SEJARAH ASAL USUL WAYANG


SEJARAH ASAL USUL WAYANG

Asal mula serta perubahan wayang tidak tertera dengan cara tepat seperti riwayat. Tetapi orang tetap ingat serta merasai kedatangan wayang dalam kehidupan warga. Wayang dekat dengan warga semenjak dulu sampai saat ini, karena wayang itu adalah salah sebuah usaha budi baik bangsa Indonesia. Wayang tampil untuk seni budaya tradisionil, serta adalah pucuk budaya wilayah.

Mencari asal mula wayang dengan cara ilmiah memanglah bukan hal yang gampang. Semenjak jaman penjajahan Belanda sampai sekarang banyak beberapa cendikiawan serta budayawan berupaya mempelajari serta menulis mengenai wayang. Ada kesamaan, tetapi cukup banyak yang saling-silang opini. Hazeu tidak sama opini dengan Rassers begitupun pandangan dari ahli Indonesia seperti K.p.a. Kusumadilaga, Ranggawarsita, Suroto, Sri Mulyono dan sebagainya.

Pegelaran Wayang Kulit Kuno

Tetapi semua cendikiawan itu jelas mengulas wayang Indonesia serta mengatakan jika wayang itu telah ada serta berubah semenjak jaman kuna, seputar tahun 1500 SM, jauh sebelum agama serta budaya di luar masuk di Indonesia.

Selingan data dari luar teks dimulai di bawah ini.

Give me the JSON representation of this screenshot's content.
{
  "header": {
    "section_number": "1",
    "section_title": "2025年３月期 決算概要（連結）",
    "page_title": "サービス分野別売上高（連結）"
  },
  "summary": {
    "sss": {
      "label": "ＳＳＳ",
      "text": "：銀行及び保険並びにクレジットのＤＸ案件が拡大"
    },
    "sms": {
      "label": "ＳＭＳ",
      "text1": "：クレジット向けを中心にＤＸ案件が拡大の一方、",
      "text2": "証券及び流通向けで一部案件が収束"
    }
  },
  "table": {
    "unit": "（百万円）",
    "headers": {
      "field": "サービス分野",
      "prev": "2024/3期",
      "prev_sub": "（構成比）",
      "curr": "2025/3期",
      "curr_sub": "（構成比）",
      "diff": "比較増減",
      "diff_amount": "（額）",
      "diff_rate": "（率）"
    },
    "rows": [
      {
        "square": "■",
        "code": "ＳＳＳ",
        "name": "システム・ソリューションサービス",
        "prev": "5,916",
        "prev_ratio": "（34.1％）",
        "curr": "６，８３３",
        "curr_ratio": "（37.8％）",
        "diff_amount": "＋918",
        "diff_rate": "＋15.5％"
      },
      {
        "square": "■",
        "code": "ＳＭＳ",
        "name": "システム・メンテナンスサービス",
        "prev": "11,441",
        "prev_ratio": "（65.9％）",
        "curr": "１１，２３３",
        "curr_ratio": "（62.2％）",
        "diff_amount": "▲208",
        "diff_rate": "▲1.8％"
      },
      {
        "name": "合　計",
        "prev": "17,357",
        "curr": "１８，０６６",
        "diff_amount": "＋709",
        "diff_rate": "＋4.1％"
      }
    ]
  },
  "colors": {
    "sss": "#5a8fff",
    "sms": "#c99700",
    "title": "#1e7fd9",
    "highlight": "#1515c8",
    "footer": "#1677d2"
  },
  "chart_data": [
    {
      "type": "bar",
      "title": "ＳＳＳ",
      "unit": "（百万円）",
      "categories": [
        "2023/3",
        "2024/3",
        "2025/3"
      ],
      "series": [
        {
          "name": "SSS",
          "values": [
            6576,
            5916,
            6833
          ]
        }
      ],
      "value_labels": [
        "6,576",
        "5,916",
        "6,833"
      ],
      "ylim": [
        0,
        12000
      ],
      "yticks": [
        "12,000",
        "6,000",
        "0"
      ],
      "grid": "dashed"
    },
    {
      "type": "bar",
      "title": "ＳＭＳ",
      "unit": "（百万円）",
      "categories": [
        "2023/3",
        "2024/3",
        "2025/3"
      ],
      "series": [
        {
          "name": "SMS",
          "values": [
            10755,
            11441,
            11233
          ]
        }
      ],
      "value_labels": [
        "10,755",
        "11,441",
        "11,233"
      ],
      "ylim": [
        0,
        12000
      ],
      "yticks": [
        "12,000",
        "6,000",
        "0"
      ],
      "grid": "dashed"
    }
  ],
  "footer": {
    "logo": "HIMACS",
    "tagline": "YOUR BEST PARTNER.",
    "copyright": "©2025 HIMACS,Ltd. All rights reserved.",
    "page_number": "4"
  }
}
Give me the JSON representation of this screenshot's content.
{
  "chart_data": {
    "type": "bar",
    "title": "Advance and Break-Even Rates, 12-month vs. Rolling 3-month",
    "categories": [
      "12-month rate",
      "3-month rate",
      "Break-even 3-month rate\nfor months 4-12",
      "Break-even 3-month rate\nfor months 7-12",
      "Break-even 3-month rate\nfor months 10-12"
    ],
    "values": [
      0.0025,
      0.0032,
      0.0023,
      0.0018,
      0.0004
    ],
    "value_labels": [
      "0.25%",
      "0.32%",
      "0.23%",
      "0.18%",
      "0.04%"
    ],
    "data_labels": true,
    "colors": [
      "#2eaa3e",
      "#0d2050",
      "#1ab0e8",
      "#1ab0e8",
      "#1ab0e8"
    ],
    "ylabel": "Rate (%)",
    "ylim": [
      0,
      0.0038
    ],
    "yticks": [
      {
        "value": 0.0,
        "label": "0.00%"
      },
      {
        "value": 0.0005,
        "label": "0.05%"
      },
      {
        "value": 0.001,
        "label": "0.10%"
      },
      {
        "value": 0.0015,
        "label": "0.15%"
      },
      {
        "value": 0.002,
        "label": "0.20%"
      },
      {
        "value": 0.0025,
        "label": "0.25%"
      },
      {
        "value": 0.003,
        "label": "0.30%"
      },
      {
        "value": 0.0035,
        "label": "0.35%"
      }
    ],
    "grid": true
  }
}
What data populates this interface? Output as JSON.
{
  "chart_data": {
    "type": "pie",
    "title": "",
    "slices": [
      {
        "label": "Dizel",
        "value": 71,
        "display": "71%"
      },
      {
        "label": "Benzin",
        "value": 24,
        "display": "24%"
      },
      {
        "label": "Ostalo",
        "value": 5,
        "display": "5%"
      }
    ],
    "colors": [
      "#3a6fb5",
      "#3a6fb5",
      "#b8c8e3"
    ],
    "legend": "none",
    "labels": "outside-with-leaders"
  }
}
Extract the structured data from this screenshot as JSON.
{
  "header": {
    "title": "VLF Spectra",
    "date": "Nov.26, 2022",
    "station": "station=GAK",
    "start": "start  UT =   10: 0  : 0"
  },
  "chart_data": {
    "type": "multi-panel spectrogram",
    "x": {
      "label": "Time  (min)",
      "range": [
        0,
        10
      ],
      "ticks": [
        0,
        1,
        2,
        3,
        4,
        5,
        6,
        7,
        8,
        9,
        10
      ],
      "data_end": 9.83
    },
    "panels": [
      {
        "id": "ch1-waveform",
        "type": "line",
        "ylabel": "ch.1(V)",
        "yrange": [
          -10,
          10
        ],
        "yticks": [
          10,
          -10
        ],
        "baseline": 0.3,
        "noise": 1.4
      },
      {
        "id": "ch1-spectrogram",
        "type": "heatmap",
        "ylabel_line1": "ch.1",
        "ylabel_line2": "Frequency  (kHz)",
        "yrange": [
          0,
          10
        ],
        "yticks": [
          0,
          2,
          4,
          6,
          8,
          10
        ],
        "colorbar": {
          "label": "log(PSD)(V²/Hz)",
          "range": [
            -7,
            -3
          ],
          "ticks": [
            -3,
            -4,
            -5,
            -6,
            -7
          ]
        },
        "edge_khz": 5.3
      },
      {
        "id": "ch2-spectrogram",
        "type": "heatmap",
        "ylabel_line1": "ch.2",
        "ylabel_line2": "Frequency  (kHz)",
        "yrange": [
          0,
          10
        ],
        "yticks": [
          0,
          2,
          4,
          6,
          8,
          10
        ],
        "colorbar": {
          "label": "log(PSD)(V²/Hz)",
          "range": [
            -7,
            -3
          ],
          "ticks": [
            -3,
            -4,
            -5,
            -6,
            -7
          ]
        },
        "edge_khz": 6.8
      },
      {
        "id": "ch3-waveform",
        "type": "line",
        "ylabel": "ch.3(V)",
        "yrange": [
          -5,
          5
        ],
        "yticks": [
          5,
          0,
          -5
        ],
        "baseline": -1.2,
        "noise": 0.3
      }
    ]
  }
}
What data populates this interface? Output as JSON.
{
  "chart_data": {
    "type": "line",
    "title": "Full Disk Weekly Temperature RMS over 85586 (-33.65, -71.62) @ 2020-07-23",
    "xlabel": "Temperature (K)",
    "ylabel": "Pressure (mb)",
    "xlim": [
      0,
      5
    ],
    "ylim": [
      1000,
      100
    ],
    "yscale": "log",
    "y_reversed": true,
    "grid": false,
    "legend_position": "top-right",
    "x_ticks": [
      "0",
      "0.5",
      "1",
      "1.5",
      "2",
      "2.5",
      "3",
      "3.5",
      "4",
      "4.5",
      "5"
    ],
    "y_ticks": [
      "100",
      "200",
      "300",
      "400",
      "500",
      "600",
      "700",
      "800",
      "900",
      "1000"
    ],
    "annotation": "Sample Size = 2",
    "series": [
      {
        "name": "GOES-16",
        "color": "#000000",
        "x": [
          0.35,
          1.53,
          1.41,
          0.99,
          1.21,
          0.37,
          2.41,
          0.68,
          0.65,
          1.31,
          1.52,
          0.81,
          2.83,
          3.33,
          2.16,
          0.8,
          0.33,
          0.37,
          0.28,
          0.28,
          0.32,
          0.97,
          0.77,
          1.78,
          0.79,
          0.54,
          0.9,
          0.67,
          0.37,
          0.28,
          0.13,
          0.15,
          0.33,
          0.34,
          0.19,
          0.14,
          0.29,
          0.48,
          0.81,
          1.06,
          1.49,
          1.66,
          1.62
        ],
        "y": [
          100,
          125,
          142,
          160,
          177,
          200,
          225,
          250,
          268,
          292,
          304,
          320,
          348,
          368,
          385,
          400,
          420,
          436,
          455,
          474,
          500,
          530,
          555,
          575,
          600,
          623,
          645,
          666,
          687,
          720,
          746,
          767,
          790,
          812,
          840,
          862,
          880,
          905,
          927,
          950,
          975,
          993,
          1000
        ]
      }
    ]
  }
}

Jadi, wayang dalam memiliki bentuk yang masih tetap simpel ialah asli Indonesia, yang dalam proses perubahan sesudah berseniuhan dengan beberapa unsur lain, terus berubah maju hingga jadi ujud serta didalamnya seperti saat ini. Pastinya perubahan itu tidak stop, tetapi akan bersambung di saat-saat kedepan.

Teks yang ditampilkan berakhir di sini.